"Data yang akurat sangat penting agar pada pelaksanaan Pemilu Tahun 2029 seluruh warga binaan yang memenuhi syarat di Rutan Kelas IIB Sambas dapat menggunakan hak pilihnya. Konstitusi telah menjamin hak pilih setiap warga negara, termasuk warga binaan, sehingga menjadi tanggung jawab bersama untuk memastikan hak tersebut dapat terpenuhi," tegas Ibu Yesi Mayasanti.
Menurut Ibu Yesi Mayasanti, sinergi antara Bawaslu, KPU, Rutan, serta instansi terkait lainnya merupakan langkah strategis dalam menjaga kualitas data pemilih.
Kolaborasi tersebut tidak hanya bertujuan menghasilkan data yang akurat dan mutakhir, tetapi juga memastikan tidak ada warga negara yang kehilangan hak pilihnya akibat ketidaksesuaian data administrasi kependudukan.

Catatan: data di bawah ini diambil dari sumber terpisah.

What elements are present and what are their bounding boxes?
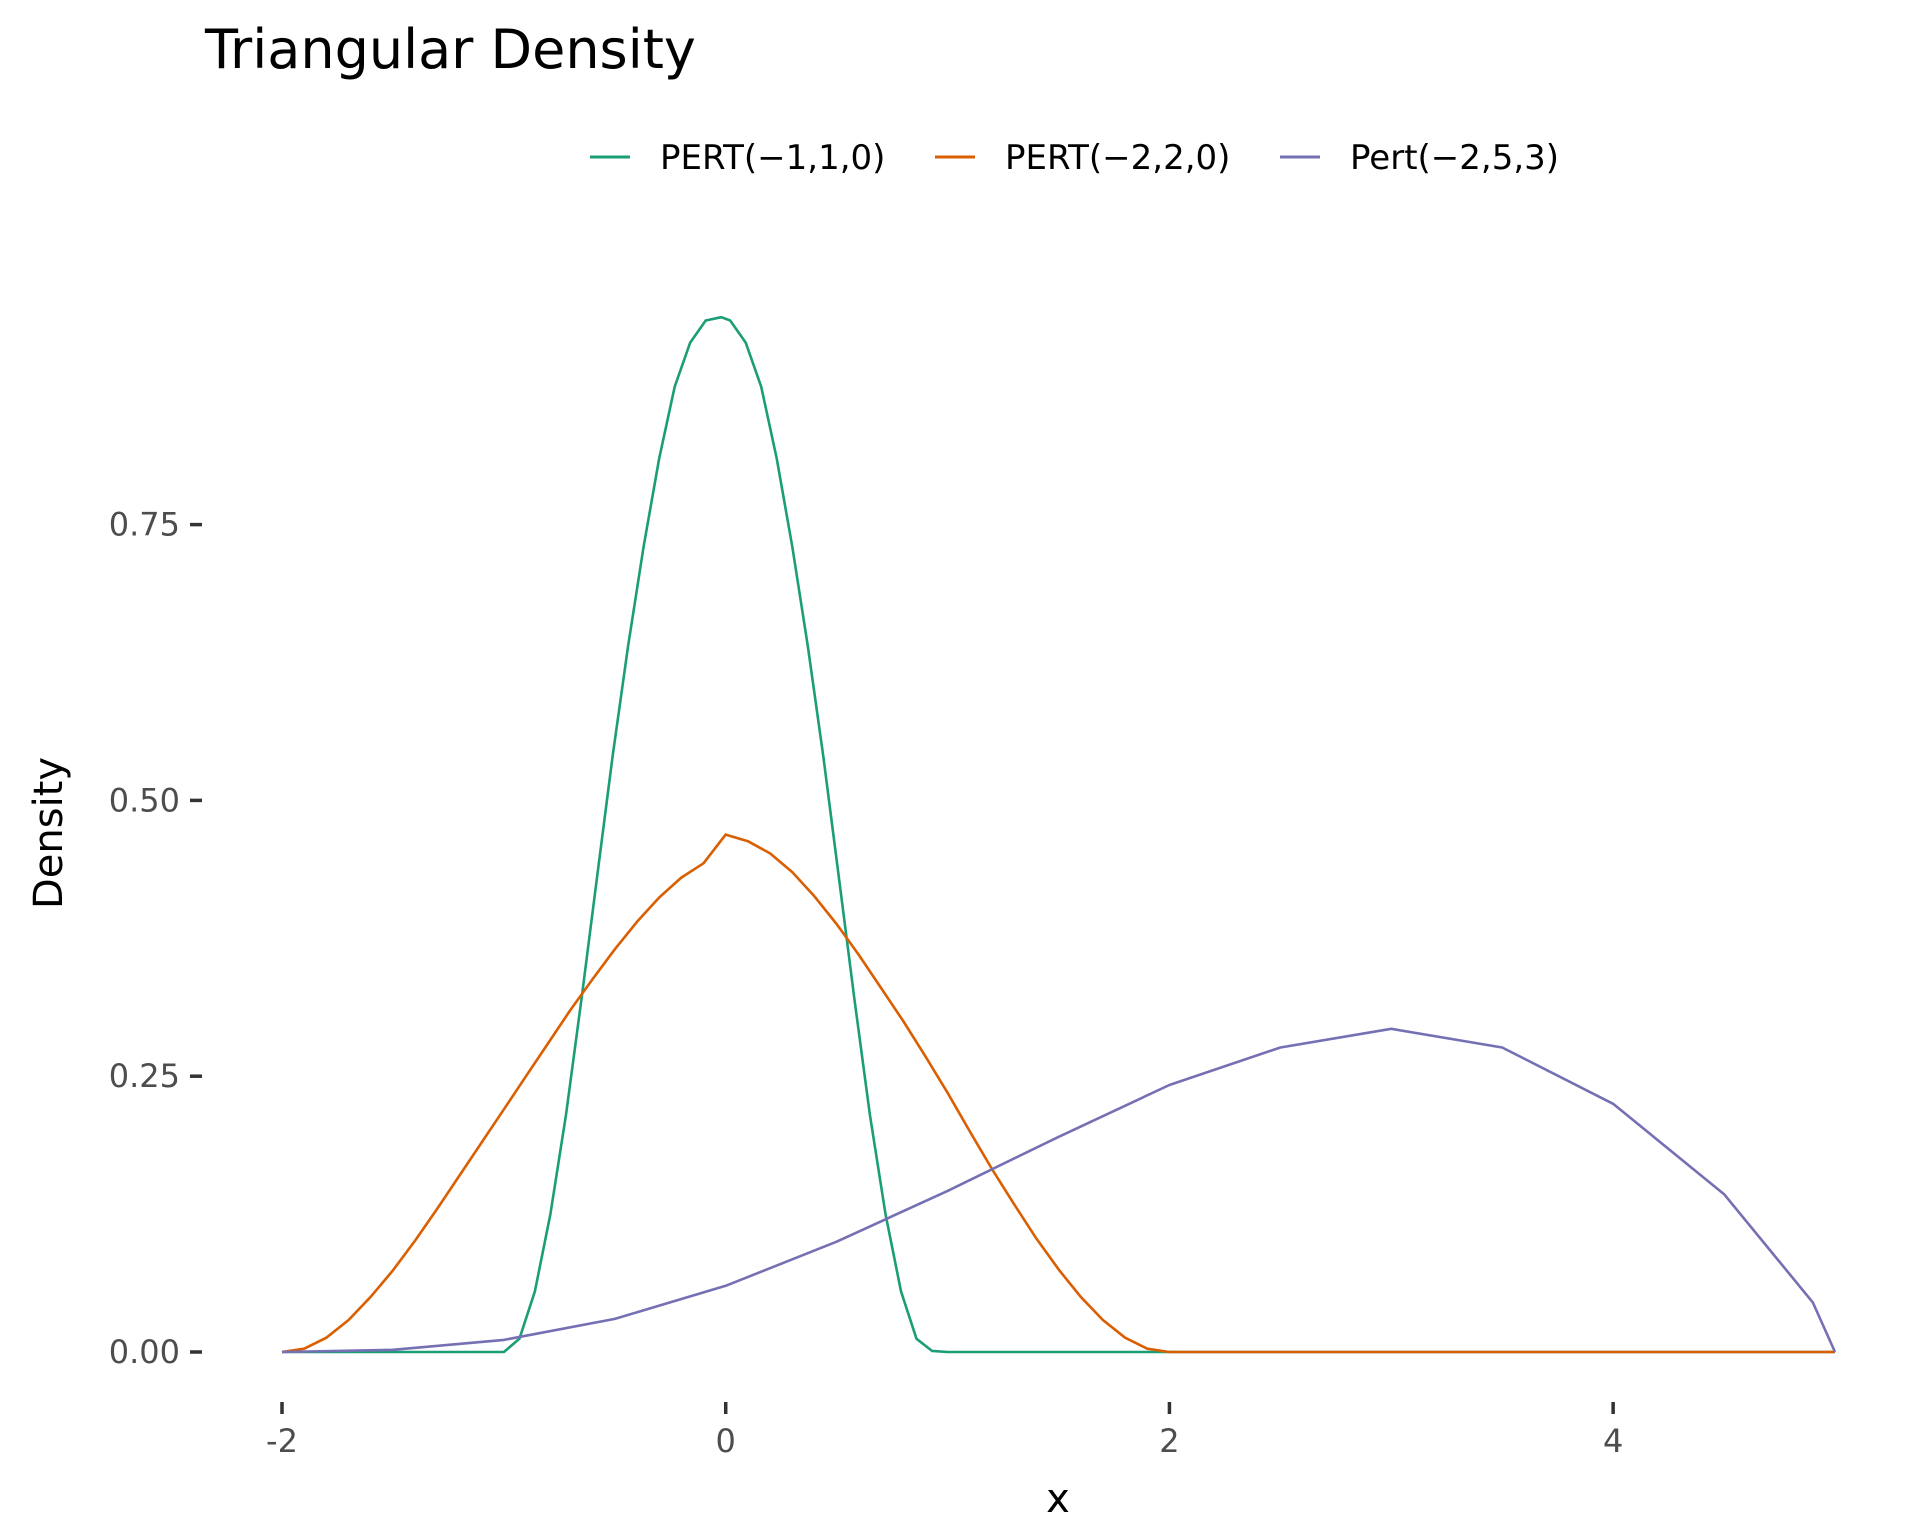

Melalui kegiatan koordinasi dan penyandingan data ini, diharapkan pelaksanaan Pleno Pemutakhiran Data Pemilih Berkelanjutan (PDPB) Triwulan II Tahun 2026 dapat berjalan dengan baik dan menghasilkan data pemilih yang semakin akurat, mutakhir, dan komprehensif sebagai bagian dari upaya bersama dalam menjaga kualitas demokrasi di Kabupaten Sambas.